Para Peserta Lomba Mewarnai memperlihatkan hasil karyanya (Foto.Dok. Purun Institut)

Syarifudin Gusar, Direktur Purun Institute, menjelaskan dalam kegiatan lomba mewarnai dalam rangka peringatan Hari Lahan Basah Sedunia, ‘World Wetlands Day 2020’ dengan tema ‘ WetLands and Biodiversity,’ Lahan Basah dan Keanekaragaman Hayati’ di Balai Desa Pedamaran III, Kecamatan Pedamaran, Kabupaten Ogan Komering Ilir.(20/2)


Para Pemenang Lomba foto bersama (Foto. Dok. Purun Institut)

“Mengacu pada perjanjian perlindungan lahan basah yang ditandatangani pada tanggal 2 Januari 1971. Indonesia telah meratifikasi Konvensi Lahan Basah Internasional pada tahun 1991.

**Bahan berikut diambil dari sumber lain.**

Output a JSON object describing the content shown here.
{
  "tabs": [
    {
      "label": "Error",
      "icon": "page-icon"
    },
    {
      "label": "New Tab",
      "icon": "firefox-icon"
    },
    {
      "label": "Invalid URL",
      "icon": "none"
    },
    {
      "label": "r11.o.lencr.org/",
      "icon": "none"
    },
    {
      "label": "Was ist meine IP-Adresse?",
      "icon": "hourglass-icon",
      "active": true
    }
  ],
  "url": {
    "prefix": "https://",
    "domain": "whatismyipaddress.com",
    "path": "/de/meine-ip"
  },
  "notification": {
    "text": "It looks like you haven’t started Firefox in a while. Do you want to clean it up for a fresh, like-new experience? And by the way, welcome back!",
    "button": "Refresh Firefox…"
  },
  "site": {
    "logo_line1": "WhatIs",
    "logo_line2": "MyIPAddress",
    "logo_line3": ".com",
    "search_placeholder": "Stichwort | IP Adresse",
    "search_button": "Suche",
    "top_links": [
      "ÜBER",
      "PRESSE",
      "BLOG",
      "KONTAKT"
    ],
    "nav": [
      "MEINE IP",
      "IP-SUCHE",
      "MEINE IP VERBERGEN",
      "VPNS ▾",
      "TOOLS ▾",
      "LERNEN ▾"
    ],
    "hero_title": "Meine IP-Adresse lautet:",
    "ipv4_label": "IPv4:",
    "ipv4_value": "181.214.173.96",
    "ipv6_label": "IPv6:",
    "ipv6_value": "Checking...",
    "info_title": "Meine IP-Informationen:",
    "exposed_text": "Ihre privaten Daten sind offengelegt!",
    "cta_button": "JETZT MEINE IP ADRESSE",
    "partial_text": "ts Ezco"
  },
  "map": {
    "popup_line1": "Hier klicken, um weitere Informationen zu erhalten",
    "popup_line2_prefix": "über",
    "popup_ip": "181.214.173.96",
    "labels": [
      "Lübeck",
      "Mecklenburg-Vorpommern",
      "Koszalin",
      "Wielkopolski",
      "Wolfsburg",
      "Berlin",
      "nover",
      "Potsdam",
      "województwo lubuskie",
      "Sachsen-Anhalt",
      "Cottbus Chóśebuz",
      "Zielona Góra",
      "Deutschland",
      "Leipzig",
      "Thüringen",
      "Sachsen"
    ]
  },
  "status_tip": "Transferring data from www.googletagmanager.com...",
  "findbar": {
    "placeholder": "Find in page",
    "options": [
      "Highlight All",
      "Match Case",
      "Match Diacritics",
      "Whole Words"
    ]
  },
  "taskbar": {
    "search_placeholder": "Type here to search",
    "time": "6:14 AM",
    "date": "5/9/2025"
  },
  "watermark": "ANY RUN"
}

Maka, setiap tanggal 2 Februari selalu diadakanberagam kegiatan dilakukan untuk memperingatinya dengan tema berbeda. Tema tahun ini adalah “Lahan Basah dan Keanekaragaman Hayati” dikaitkan dengan lahan basah untuk pengurangan risiko bencana dan perubahan iklim.

Sesuai dengan tema tahun ini, kami mengadakan Lomba Mewarnai untuk Siswa Taman Kanak-kanak (TK), Siswa Pendidikan Anak Usia Dini (PAUD), dan Siswa Sekolah Dasar (SD) khusus kelas 1. Lomba mewarnai dan sosialisasi ini diikuti oleh 130 peserta. Terdiri dari 2 sekolah TK, 9 sekolah PAUD, 4 SD, ,” jelas Gusar.


Para Pemenang Lomba foto bersama (Foto. Dok. Purun Institut)

Bersamaan dengan itu, diadakan kegiatan sosialisasi tentang lahan basah dan penyerahan Surat Tugas Pengampu Kearifan Lokal yang langsung diserahkan oleh Camat Pedamaran Herkoles.

Sosialisasi dilakukan dalam rangka meningkatkan partisipasi masyarakat dikalangan warga Pedamaran , terdiri dari beberapa desa di Kecamatan Pedamaran, terutama mendorong adanya regulasi di tingkat Peraturan Desa (Perdes) yang mengatur tentang perlunya menjaga ekosistem lahan basah.

Acara sosialisasi dan lomba mewarnai ini disuport oleh Yayasan Lahan Basah Wetlands International Indonesia dan Partners For Resilence juga dimeriahkan dengan penampilan edukatif dari Ali Goik (Musisi) dan Incang-incangan dari Mastina, dari Desa Pemadaran 1.